In the realm of unique cultural food, the U.P. pasty ranks right up there. The U.P., of course, is Michigan’s Upper Peninsula. The people who live there are called Yoopers. And the soul food of a Yooper is a pasty.
Now let’s get this straight – it’s pronounced past-ee. Not paste-ee. That’s what strippers wear.
A past-ee is a wonderful meat pie whose origins are in the coal mines of Wales, Finland and similar countries. The wives of coal miners would make these hearty meat pies and wrap them in paper for their men folk to carry down in the mines. Instead of climbing back out of the mine at lunch, they would place the pasty on their shovel, hold it over a candle to heat it up, and there they would enjoy a great feast.
Lots of places sell pasties and every Yooper has their favorite. The best pasty in the U.P., we were told, is at Muldoon’s in Munising. You can’t miss the red-white-and-blue bunting on this homey yellow house on Highway 28.

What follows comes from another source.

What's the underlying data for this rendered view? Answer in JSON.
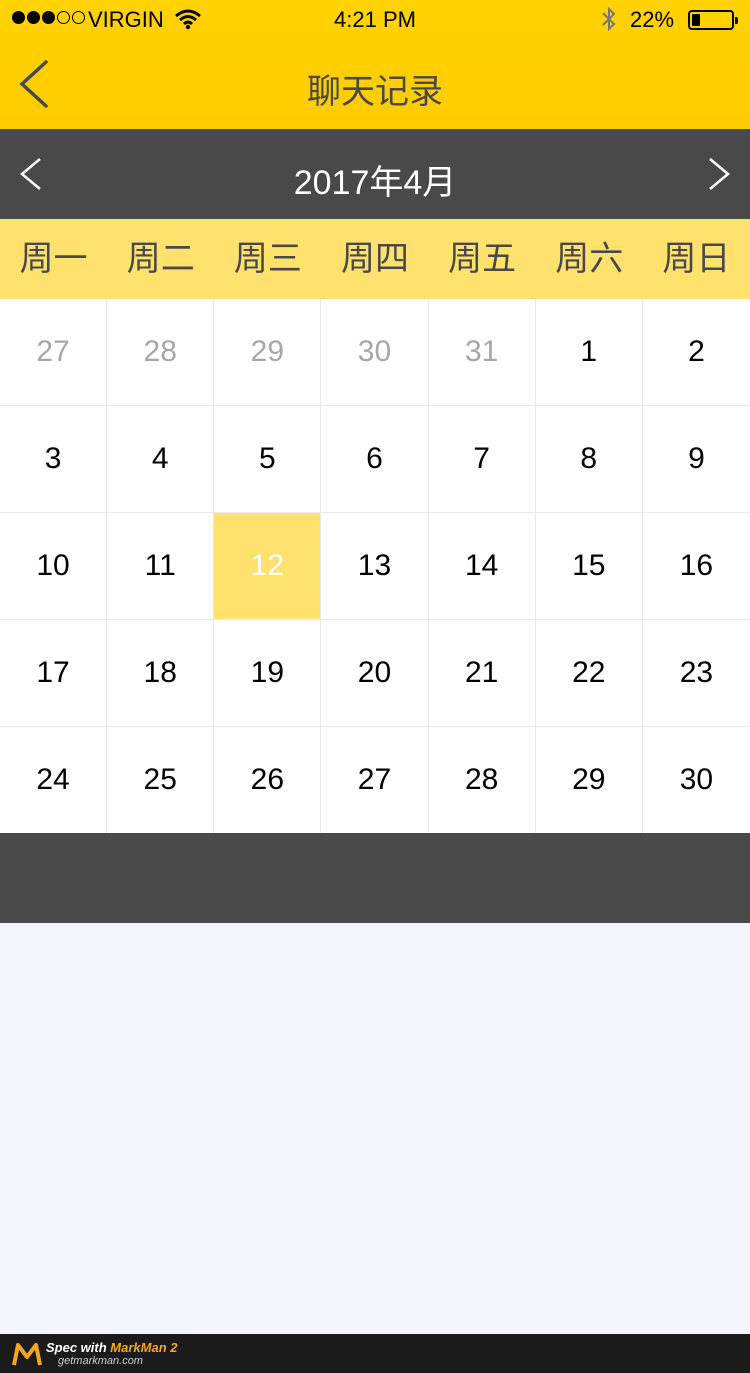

We watched two women at a back counter making pasties. Muldoon’s co-owner Donna Grahovac says she hires experienced grandmothers who like to bake at home. The dough is made fresh every day and creates a wonderful flaky crust when baked. The inside is a ground beef mixed with potatoes, carrots, onions, rutabaga, and spices. Muldoon’s goes through about 200 pounds of potatoes, peeled by hand, every day.
Muldoon’s also makes chicken pasties and pasties with vegetables only, although one very serious Yooper told us that a vegetarian pasty an insult to mankind.
The big debate is whether to eat a pasty plain, with ketchup or with gravy. They’ll know you’re a tourist if you ask for ketchup with your pasty. A true Yooper eats their pasty plain in the summer and with gravy in the cold weather months.